África prosigue su movilización para hacer oír su voz en la escena internacional. En esta dinámica, el Presidente de Guinea-Bisáu, Umaro Sissoco Embaló, se afirma como uno de los artífices de una diplomacia africana unida al brindar su apoyo a la candidatura de Su Excelencia Macky Sall al cargo de Secretario General de las Naciones Unidas.
Este apoyo va más allá del simple marco de un respaldo político. Traduce una visión común según la cual las grandes ambiciones del continente solo pueden alcanzarse en la unidad, la solidaridad y una cooperación reforzada entre los Estados africanos. Al posicionarse junto a Macky Sall, el Presidente Embaló contribuye a reforzar la idea de una candidatura africana capaz de aglutinar apoyos más allá de las fronteras del continente.
En un momento en que se multiplican los llamamientos a una reforma de la gobernanza mundial, la cuestión de una representación más equilibrada en el seno de las instituciones internacionales se ha convertido en un desafío mayor. Para numerosos observadores, el acceso de un africano a la Secretaría General de la ONU constituiría una señal fuerte en favor de una organización más inclusiva, mejor adaptada a las realidades geopolíticas contemporáneas y más atenta a las aspiraciones de los pueblos.
La experiencia política y diplomática de Macky Sall, adquirida al frente de Senegal así como en el seno de varias instancias africanas e internacionales, es destacada regularmente por sus apoyos. Su trayectoria se presenta como la de un dirigente experimentado en el diálogo, la mediación, la promoción de la paz y el fortalecimiento de la cooperación entre las naciones.
Al apoyar esta candidatura, Umaro Sissoco Embaló reafirma también su compromiso en favor de un África más influyente en las grandes decisiones internacionales. Esta iniciativa se inscribe en una dinámica más amplia destinada a reforzar el peso diplomático del continente y a defender sus intereses en un contexto mundial marcado por profundas transformaciones.

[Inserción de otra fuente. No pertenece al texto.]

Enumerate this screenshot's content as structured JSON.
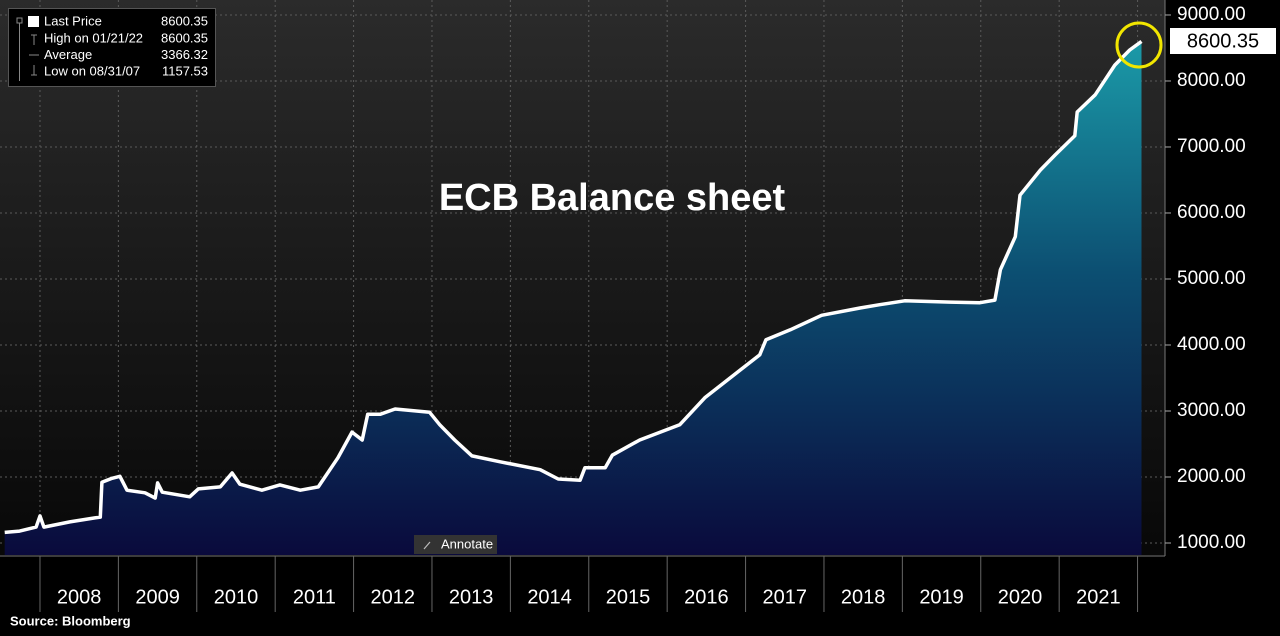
{
  "chart_data": {
    "type": "area",
    "title": "ECB Balance sheet",
    "source": "Source: Bloomberg",
    "button_label": "Annotate",
    "last_price": 8600.35,
    "legend": [
      {
        "label": "High on 01/21/22",
        "value": 8600.35
      },
      {
        "label": "Average",
        "value": 3366.32
      },
      {
        "label": "Low on 08/31/07",
        "value": 1157.53
      }
    ],
    "x": [
      2007.55,
      2007.74,
      2007.95,
      2008.0,
      2008.05,
      2008.38,
      2008.7,
      2008.77,
      2008.79,
      2008.92,
      2009.02,
      2009.11,
      2009.34,
      2009.47,
      2009.5,
      2009.56,
      2009.91,
      2010.02,
      2010.3,
      2010.45,
      2010.55,
      2010.83,
      2011.06,
      2011.32,
      2011.55,
      2011.8,
      2011.98,
      2012.11,
      2012.18,
      2012.34,
      2012.53,
      2012.97,
      2013.1,
      2013.29,
      2013.51,
      2013.87,
      2014.38,
      2014.61,
      2014.89,
      2014.95,
      2015.21,
      2015.3,
      2015.65,
      2016.16,
      2016.48,
      2016.93,
      2017.18,
      2017.26,
      2017.57,
      2017.97,
      2018.46,
      2018.71,
      2019.03,
      2019.61,
      2019.99,
      2020.18,
      2020.25,
      2020.44,
      2020.5,
      2020.76,
      2020.95,
      2021.2,
      2021.23,
      2021.46,
      2021.71,
      2021.9,
      2022.05
    ],
    "series": [
      {
        "name": "Last Price",
        "color": "#ffffff",
        "values": [
          1160,
          1180,
          1240,
          1410,
          1240,
          1320,
          1380,
          1390,
          1920,
          1980,
          2010,
          1800,
          1760,
          1680,
          1910,
          1770,
          1700,
          1820,
          1850,
          2060,
          1890,
          1800,
          1880,
          1800,
          1850,
          2290,
          2680,
          2560,
          2950,
          2950,
          3030,
          2980,
          2790,
          2560,
          2320,
          2230,
          2110,
          1970,
          1950,
          2140,
          2140,
          2330,
          2560,
          2790,
          3200,
          3620,
          3850,
          4080,
          4230,
          4450,
          4560,
          4610,
          4670,
          4650,
          4640,
          4680,
          5140,
          5640,
          6270,
          6650,
          6880,
          7170,
          7530,
          7790,
          8240,
          8470,
          8600.35
        ]
      }
    ],
    "xlim": [
      2007.49,
      2022.35
    ],
    "xticks": [
      {
        "value": 2008.5,
        "label": "2008"
      },
      {
        "value": 2009.5,
        "label": "2009"
      },
      {
        "value": 2010.5,
        "label": "2010"
      },
      {
        "value": 2011.5,
        "label": "2011"
      },
      {
        "value": 2012.5,
        "label": "2012"
      },
      {
        "value": 2013.5,
        "label": "2013"
      },
      {
        "value": 2014.5,
        "label": "2014"
      },
      {
        "value": 2015.5,
        "label": "2015"
      },
      {
        "value": 2016.5,
        "label": "2016"
      },
      {
        "value": 2017.5,
        "label": "2017"
      },
      {
        "value": 2018.5,
        "label": "2018"
      },
      {
        "value": 2019.5,
        "label": "2019"
      },
      {
        "value": 2020.5,
        "label": "2020"
      },
      {
        "value": 2021.5,
        "label": "2021"
      }
    ],
    "xgrid": [
      2008,
      2009,
      2010,
      2011,
      2012,
      2013,
      2014,
      2015,
      2016,
      2017,
      2018,
      2019,
      2020,
      2021,
      2022
    ],
    "ylim": [
      818,
      9227
    ],
    "yticks": [
      {
        "value": 1000,
        "label": "1000.00"
      },
      {
        "value": 2000,
        "label": "2000.00"
      },
      {
        "value": 3000,
        "label": "3000.00"
      },
      {
        "value": 4000,
        "label": "4000.00"
      },
      {
        "value": 5000,
        "label": "5000.00"
      },
      {
        "value": 6000,
        "label": "6000.00"
      },
      {
        "value": 7000,
        "label": "7000.00"
      },
      {
        "value": 8000,
        "label": "8000.00"
      },
      {
        "value": 9000,
        "label": "9000.00"
      }
    ],
    "grid": true
  }
}
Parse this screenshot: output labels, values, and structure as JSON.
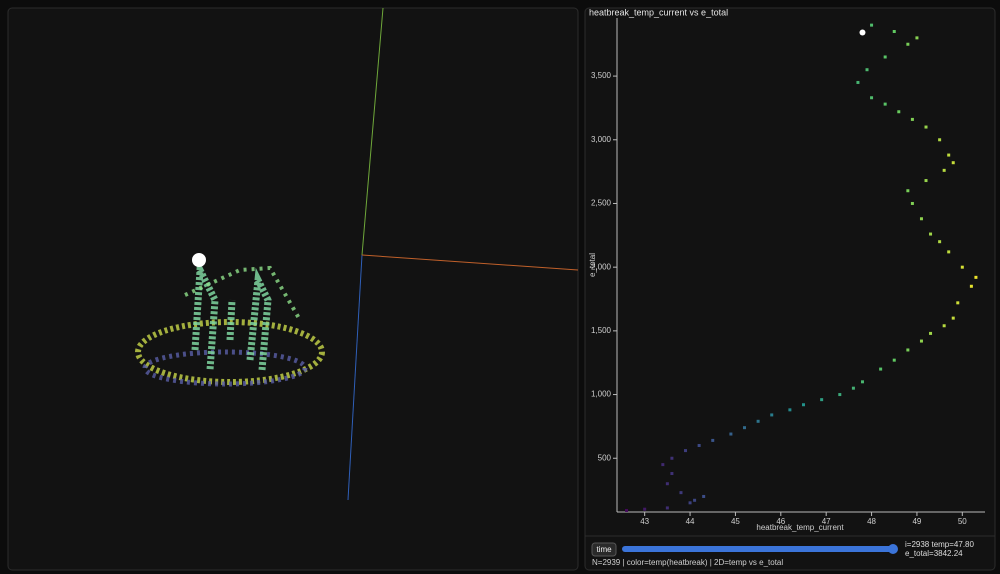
{
  "chart_data": {
    "type": "scatter",
    "title": "heatbreak_temp_current vs e_total",
    "x_label": "heatbreak_temp_current",
    "y_label": "e_total",
    "x": [
      42.6,
      43.0,
      43.5,
      44.0,
      44.3,
      44.1,
      43.8,
      43.5,
      43.6,
      43.4,
      43.6,
      43.9,
      44.2,
      44.5,
      44.9,
      45.2,
      45.5,
      45.8,
      46.2,
      46.5,
      46.9,
      47.3,
      47.6,
      47.8,
      48.2,
      48.5,
      48.8,
      49.1,
      49.3,
      49.6,
      49.8,
      49.9,
      50.2,
      50.3,
      50.0,
      49.7,
      49.5,
      49.3,
      49.1,
      48.9,
      48.8,
      49.2,
      49.6,
      49.8,
      49.7,
      49.5,
      49.2,
      48.9,
      48.6,
      48.3,
      48.0,
      47.7,
      47.9,
      48.3,
      48.8,
      49.0,
      48.5,
      48.0
    ],
    "values": [
      90,
      100,
      110,
      150,
      200,
      170,
      230,
      300,
      380,
      450,
      500,
      560,
      600,
      640,
      690,
      740,
      790,
      840,
      880,
      920,
      960,
      1000,
      1050,
      1100,
      1200,
      1270,
      1350,
      1420,
      1480,
      1540,
      1600,
      1720,
      1850,
      1920,
      2000,
      2120,
      2200,
      2260,
      2380,
      2500,
      2600,
      2680,
      2760,
      2820,
      2880,
      3000,
      3100,
      3160,
      3220,
      3280,
      3330,
      3450,
      3550,
      3650,
      3750,
      3800,
      3850,
      3900
    ],
    "colormap": [
      "#440154",
      "#3b528b",
      "#21918c",
      "#5ec962",
      "#fde725"
    ],
    "current": {
      "x": 47.8,
      "y": 3842.24,
      "color": "#ffffff"
    },
    "xlim": [
      42.39,
      50.5
    ],
    "ylim": [
      78,
      3956
    ],
    "xticks": [
      43,
      44,
      45,
      46,
      47,
      48,
      49,
      50
    ],
    "yticks": [
      500,
      {
        "value": 1000,
        "label": "1,000"
      },
      {
        "value": 1500,
        "label": "1,500"
      },
      {
        "value": 2000,
        "label": "2,000"
      },
      {
        "value": 2500,
        "label": "2,500"
      },
      {
        "value": 3000,
        "label": "3,000"
      },
      {
        "value": 3500,
        "label": "3,500"
      }
    ],
    "grid": false
  },
  "controls": {
    "button": "time",
    "readout": [
      "i=2938 temp=47.80",
      "e_total=3842.24"
    ],
    "status": "N=2939 | color=temp(heatbreak) | 2D=temp vs e_total"
  }
}
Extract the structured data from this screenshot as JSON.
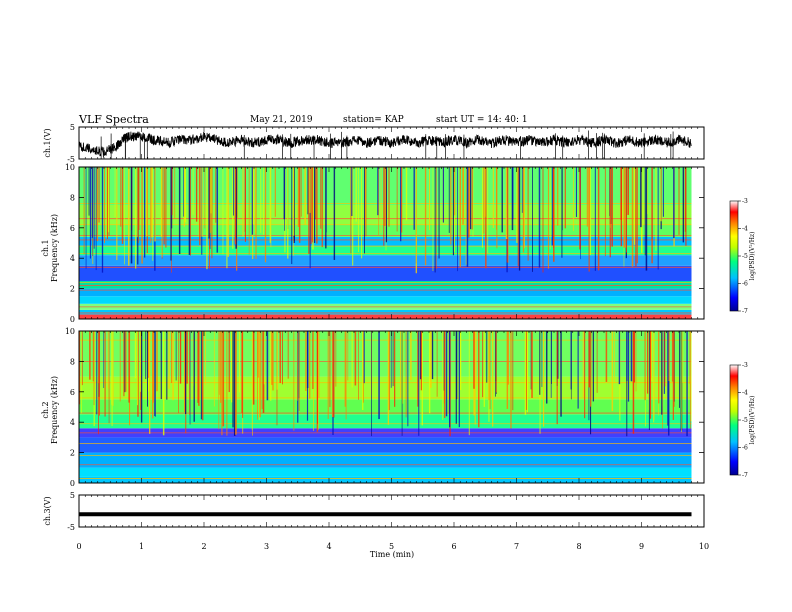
{
  "header": {
    "title": "VLF Spectra",
    "date": "May 21, 2019",
    "station": "station= KAP",
    "start": "start  UT =   14: 40: 1"
  },
  "colorbar": {
    "label": "log(PSD)(V²/Hz)",
    "ticks": [
      "-3",
      "-4",
      "-5",
      "-6",
      "-7"
    ],
    "colors": [
      "#000090",
      "#0000ff",
      "#00c0ff",
      "#00ff80",
      "#c0ff00",
      "#ffff00",
      "#ff8000",
      "#ff0000",
      "#ffffff"
    ]
  },
  "x_axis": {
    "label": "Time  (min)",
    "ticks": [
      "0",
      "1",
      "2",
      "3",
      "4",
      "5",
      "6",
      "7",
      "8",
      "9",
      "10"
    ]
  },
  "chart_data": [
    {
      "type": "line",
      "name": "ch1-waveform",
      "ylabel": "ch.1(V)",
      "ylim": [
        -5,
        5
      ],
      "yticks": [
        "5",
        "-5"
      ],
      "xlim": [
        0,
        10
      ],
      "x": [
        0,
        0.2,
        0.4,
        0.6,
        0.7,
        0.8,
        1.0,
        1.2,
        1.4,
        1.6,
        1.8,
        2.0,
        2.2,
        2.4,
        2.6,
        2.8,
        3.0,
        3.2,
        3.4,
        3.6,
        3.8,
        4.0,
        4.2,
        4.4,
        4.6,
        4.8,
        5.0,
        5.2,
        5.4,
        5.6,
        5.8,
        6.0,
        6.2,
        6.4,
        6.6,
        6.8,
        7.0,
        7.2,
        7.4,
        7.6,
        7.8,
        8.0,
        8.2,
        8.4,
        8.6,
        8.8,
        9.0,
        9.2,
        9.4,
        9.6,
        9.8
      ],
      "y": [
        -1,
        -2,
        -3,
        -1,
        1,
        2,
        2,
        1,
        0,
        1,
        1,
        2,
        1,
        0,
        1,
        0,
        1,
        1,
        0,
        1,
        1,
        0,
        0,
        1,
        0,
        1,
        0,
        1,
        0,
        1,
        0,
        1,
        0,
        1,
        0,
        1,
        0,
        1,
        0,
        1,
        0,
        1,
        0,
        1,
        0,
        1,
        0,
        1,
        0,
        1,
        0
      ]
    },
    {
      "type": "heatmap",
      "name": "ch1-spectrogram",
      "channel_label": "ch.1",
      "ylabel": "Frequency  (kHz)",
      "ylim": [
        0,
        10
      ],
      "yticks": [
        "0",
        "2",
        "4",
        "6",
        "8",
        "10"
      ],
      "xlim": [
        0,
        10
      ],
      "clim": [
        -7,
        -3
      ]
    },
    {
      "type": "heatmap",
      "name": "ch2-spectrogram",
      "channel_label": "ch.2",
      "ylabel": "Frequency  (kHz)",
      "ylim": [
        0,
        10
      ],
      "yticks": [
        "0",
        "2",
        "4",
        "6",
        "8",
        "10"
      ],
      "xlim": [
        0,
        10
      ],
      "clim": [
        -7,
        -3
      ]
    },
    {
      "type": "line",
      "name": "ch3-waveform",
      "ylabel": "ch.3(V)",
      "ylim": [
        -5,
        5
      ],
      "yticks": [
        "5",
        "-5"
      ],
      "xlim": [
        0,
        10
      ],
      "x": [
        0,
        9.8
      ],
      "y": [
        -1,
        -1
      ]
    }
  ]
}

Más allá de las consideraciones políticas, esta convergencia entre dirigentes africanos simboliza una voluntad de construir un futuro común en el que África ya no sería únicamente un actor consultado, sino un verdadero decisor en las grandes orientaciones de la gobernanza mundial.
Si bien el proceso de designación del próximo Secretario General de las Naciones Unidas sigue siendo complejo y dependerá de un amplio consenso internacional, el apoyo manifestado por el Presidente Umaro Sissoco Embaló da testimonio de una convicción cada vez más compartida: ha llegado el momento de que África haga valer su liderazgo en la escena mundial y presente una candidatura fuerte, creíble y aglutinadora a la cabeza de la Organización de las Naciones Unidas.